Self psychology is witness to an ongoing conversation that addresses the question: “What is optimal in the clinician’s response that will facilitate the hoped-for cure?” The persistence of this troublesome question, despite 100 years of psychoanalytic study, suggests that the central curative elements of analytic treatment remain unclear, or at least they remain in dispute among and between the various psychoanalytic camps. Kohut, in the provocative title of his posthumously published book, How Does Analysis Cure? (1984), posed a variant of this perplexing query.

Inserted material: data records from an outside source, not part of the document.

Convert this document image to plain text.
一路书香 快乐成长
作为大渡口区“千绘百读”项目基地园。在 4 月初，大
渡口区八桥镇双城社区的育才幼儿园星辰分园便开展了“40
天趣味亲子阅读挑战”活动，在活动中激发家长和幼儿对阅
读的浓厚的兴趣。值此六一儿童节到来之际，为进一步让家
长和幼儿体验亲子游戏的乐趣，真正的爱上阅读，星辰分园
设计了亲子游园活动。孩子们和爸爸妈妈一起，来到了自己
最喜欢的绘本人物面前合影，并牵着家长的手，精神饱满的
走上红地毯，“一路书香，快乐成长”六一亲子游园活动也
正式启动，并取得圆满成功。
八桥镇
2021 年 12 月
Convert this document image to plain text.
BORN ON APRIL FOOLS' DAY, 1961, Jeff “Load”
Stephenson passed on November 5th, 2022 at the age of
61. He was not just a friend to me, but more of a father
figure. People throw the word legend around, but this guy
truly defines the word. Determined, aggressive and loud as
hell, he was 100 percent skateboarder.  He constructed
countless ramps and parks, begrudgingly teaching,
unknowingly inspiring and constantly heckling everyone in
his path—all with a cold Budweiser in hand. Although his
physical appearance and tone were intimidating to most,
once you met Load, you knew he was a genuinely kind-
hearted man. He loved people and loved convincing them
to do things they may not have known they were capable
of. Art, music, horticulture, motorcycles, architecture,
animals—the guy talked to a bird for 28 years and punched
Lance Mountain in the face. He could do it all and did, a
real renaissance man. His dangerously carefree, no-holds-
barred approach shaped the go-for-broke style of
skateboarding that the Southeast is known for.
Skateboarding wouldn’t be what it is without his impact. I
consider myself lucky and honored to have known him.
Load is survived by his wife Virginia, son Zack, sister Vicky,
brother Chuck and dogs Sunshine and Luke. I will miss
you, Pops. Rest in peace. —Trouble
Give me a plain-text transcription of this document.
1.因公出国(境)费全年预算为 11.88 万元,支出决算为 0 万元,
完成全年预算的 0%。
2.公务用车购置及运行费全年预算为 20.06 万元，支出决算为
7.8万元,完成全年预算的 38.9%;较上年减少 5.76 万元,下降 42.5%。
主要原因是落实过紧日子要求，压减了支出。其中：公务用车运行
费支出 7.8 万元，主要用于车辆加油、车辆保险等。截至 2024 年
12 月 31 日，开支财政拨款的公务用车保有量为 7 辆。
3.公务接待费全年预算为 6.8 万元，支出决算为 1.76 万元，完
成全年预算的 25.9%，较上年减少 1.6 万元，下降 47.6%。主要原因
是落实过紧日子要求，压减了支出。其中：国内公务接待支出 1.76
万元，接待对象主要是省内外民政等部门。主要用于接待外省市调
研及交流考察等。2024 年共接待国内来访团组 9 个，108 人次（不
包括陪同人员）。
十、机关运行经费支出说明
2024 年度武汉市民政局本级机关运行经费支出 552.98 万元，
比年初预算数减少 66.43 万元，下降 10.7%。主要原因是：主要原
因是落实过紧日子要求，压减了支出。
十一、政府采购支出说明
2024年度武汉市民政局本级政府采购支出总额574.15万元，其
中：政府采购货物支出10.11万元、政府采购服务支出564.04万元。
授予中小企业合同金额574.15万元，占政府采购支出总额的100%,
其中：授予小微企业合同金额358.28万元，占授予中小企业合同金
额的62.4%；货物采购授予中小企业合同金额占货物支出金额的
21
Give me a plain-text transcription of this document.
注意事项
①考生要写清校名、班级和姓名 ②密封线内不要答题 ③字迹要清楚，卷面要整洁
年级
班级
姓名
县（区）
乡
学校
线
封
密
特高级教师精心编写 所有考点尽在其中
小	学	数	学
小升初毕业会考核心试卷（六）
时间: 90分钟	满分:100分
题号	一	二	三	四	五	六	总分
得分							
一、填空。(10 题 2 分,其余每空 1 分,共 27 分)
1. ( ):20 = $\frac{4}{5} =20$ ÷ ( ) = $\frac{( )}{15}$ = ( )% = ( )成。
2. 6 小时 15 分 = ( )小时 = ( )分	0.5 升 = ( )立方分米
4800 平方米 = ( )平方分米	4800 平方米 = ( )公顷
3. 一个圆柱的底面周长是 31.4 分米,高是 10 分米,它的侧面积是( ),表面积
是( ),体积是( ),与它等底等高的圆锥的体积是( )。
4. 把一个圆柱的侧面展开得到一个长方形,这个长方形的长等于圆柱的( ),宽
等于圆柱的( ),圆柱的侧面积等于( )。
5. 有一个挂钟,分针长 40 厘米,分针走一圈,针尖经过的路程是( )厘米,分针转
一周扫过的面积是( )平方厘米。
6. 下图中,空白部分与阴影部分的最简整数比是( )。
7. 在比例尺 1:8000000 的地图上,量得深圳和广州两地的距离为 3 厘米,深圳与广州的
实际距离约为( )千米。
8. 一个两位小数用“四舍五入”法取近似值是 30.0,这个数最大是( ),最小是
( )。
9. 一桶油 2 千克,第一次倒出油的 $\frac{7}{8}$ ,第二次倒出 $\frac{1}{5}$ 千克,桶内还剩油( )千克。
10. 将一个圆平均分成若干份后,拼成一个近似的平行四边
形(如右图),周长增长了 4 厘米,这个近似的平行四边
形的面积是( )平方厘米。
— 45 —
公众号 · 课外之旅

Kohut’s seemingly straightforward question is not so simple when one realizes that the “how” of his question can be read either from the perspective of therapeutic process, in which case the query asks, “By what process does analysis cure?” or it can be read in terms of therapeutic action whereby the query asks, “By what action does the analyst facilitate the analytic cure?” The former reading asks the developmental-theoretical question, while the latter gives voice to the technical-clinical question. I believe that the current conversation in self psychology has become mired in the untenable predicament of separating its clinical technique from a rational underlying developmental theory. This separation is evident in the very form of the conversation’s central question, “What is optimal in the clinician’s response?” This is a technical question that cannot be answered without considering the developmental theory that informs its therapeutic rationale. Self psychology is especially vulnerable to theoretical confusions at this time because the field currently holds several theories rather than one. Psychology of the self theory, intersubjectivity theory, relational–provisional theory, and motivational systems theory all campaign under the banner of self psychology despite the fact that these theories contain differing and, at times, antithetical elements. I join the conversation now because strong currents in the discourse are carrying the field away from some older, but still useful, theoretical and technical concepts that I fear are in danger of becoming lost.